Good Communication
Communication in a relationship is critical. Clear communication works best. Be honest, but polite, about what you want to say. Think before you say it. When talking about things:
- Do not blame the person. This will make them defensive and tend to yell.
- Do not bring up old arguments. Leave the past in the past.
- Talk when you are calm and you are not stressed out. If you begin to get agitated, say something like "I am too angry to talk now, but I will be back in an hour to talk more about this." Then leave, take a walk, get an ice cream, do something.
- Use "I" statements. Ex: "When the garbage is not emptied every day, it stinks, and I feel like you are not holding up your promise to empty the garbage." Or "I feel hurt when you don't talk to me."
- Compromise. Ask for something realistic and be ready to compromise on it. Each person has to get their needs met.
- You are not the center of the universe. Your partner has needs too. Ask them what they are. You are not expected to be a mind reader.
- Learn about yourself and your needs. Only when you know yourself can you ask your partner to help you meet your needs.
About Compatibility
Issues of compatibility from an American's point of view.
People who want a long term relationship (LTR) should focus on compatibility. Because no matter how much you love them, they will not change unless they want to. And their differences can be sources of constant disagreements.
The top 3 issues couples fight most about: sex, money, kids, in no particular order.
Sex
- How often to have sex.
- How kinky to get.
Studies show that if one really wants sex, and they don't get it, they get very irritable. This can lead to more stress and fighting. Thus, you could say sex is a need for some people. But it is not like food. If you don't get sex you will not die, but you will be very unhappy.
Sex can be a time for intimate bonding and sharing, so many people, men and women, need sex for emotional issues. If emotional needs do not get met, more stress and fighting ensue.
Money
- How much to spend on a house. When to buy a house. Should we put 10% down? 20% down? 1% down?
- How much of an emergency fund to have.
- How much debt is acceptable.
- Should we pay off debt first or get a basic emergency fund started?
- How often to buy a new car? Should the car be "new new" or just used and new to us?
People fight a lot about money. One person is fine having lots of debt, while debt can cause anxiety attacks in the partner. Some compromise must be made. But the very nature of compromise is that no party is happy. Neither gets what they really want, but but get part way there.

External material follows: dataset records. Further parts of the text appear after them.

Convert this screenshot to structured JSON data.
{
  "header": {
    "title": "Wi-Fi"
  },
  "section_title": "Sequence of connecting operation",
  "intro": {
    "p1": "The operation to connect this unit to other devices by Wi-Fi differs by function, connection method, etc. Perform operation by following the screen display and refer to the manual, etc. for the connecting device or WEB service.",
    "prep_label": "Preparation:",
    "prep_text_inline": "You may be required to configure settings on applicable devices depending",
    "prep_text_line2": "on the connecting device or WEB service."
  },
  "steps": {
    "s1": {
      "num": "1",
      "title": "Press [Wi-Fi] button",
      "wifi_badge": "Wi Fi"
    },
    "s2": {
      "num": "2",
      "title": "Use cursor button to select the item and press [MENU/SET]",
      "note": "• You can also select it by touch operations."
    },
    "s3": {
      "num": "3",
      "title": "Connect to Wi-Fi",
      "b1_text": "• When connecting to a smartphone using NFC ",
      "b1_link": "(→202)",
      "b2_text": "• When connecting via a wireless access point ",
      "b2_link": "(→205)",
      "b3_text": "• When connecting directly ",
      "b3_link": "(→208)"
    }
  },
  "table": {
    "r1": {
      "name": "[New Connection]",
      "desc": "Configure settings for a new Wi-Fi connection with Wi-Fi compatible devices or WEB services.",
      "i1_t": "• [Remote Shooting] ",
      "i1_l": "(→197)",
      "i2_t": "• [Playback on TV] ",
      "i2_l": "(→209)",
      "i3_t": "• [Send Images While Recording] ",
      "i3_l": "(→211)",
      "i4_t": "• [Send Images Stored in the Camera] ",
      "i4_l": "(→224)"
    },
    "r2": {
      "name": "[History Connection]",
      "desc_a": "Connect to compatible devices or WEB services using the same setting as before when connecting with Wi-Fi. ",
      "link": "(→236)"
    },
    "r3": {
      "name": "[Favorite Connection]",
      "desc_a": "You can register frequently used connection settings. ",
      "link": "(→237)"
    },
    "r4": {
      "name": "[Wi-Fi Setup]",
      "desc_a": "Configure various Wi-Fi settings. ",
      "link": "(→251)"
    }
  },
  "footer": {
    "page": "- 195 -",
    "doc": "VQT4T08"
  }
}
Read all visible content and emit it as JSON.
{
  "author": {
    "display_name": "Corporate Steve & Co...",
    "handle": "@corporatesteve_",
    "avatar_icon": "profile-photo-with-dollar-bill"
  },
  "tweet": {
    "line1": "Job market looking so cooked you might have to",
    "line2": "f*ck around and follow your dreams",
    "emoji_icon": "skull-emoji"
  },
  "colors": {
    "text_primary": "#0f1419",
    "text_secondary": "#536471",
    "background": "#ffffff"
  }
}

Talk about money with your SO if you think things are getting more serious, and you might consider spending your life with them. Never wait until after committing to discuss something so important, and commonly fought about.
Kids
- When/If to have them.
- How many to have.
- How to discipline them.
- What to teach them about material things.
- How hard to push them in school, sports, extra curricular activities.
Other issues*
The more you have in common, the more likely your relationship will last. So a couple should have bother interests and attitudes in common.
Interests
These include hobbies, music, TV shows, activities they can do together to spend time together.
Attitudes
This includes attitudes about politics, religion, how to raise kids, how to deal with money. It covers many of the issues in the top 3 things couples fight about.
Elements of a Healthy Relationship
Clear communication
- They ask for something when they need it. They don't keep it bottled up inside then explode when their needs are not met.
- They don't expect their partner to have ESP and read their mind.
Proper Disagreements
- They can calmly talk about things they disagree about without calling names, bringing up weaknesses, falling back on past transgressions, or making personal insults.
- They stop discussion if one or more parties is too upset to talk, but resume when they have calmed down.
- Try not to go to bed angry. Resolve the issue before going to bed.
They admit they are wrong
- They admit when they are wrong, and apologize for it. They do not try to pass blame on to someone else.
Acceptance
- They accept their partner for who they are and do not try to change them.
- It is unrealistic thinking one person can change their partner. The partner has to do the changing.
- Forgive your partner for making mistakes. They are not perfect and neither are you.
Supportive
- The person is supportive of the partner in good times and bad.
- The person understands and tries to meet the partner's needs, emotionally, spiritually, physically, and otherwise.
Follow through
- If they say they are committed and exclusive, they don't cheat on you.
- If they say they are going to do something, they do it.
Independence
- Your SO is not responsible for your happiness. You are. If you have a problem, step up and ask for your SO's support. They cannot give you support if you don't ask for it.
EDIT: Thanks for the gold whoever! I salute my monocle to you! (That was my first Reddit gold.) Also, this is my top rated comment ever, even better than my "How to talk dirty" thread.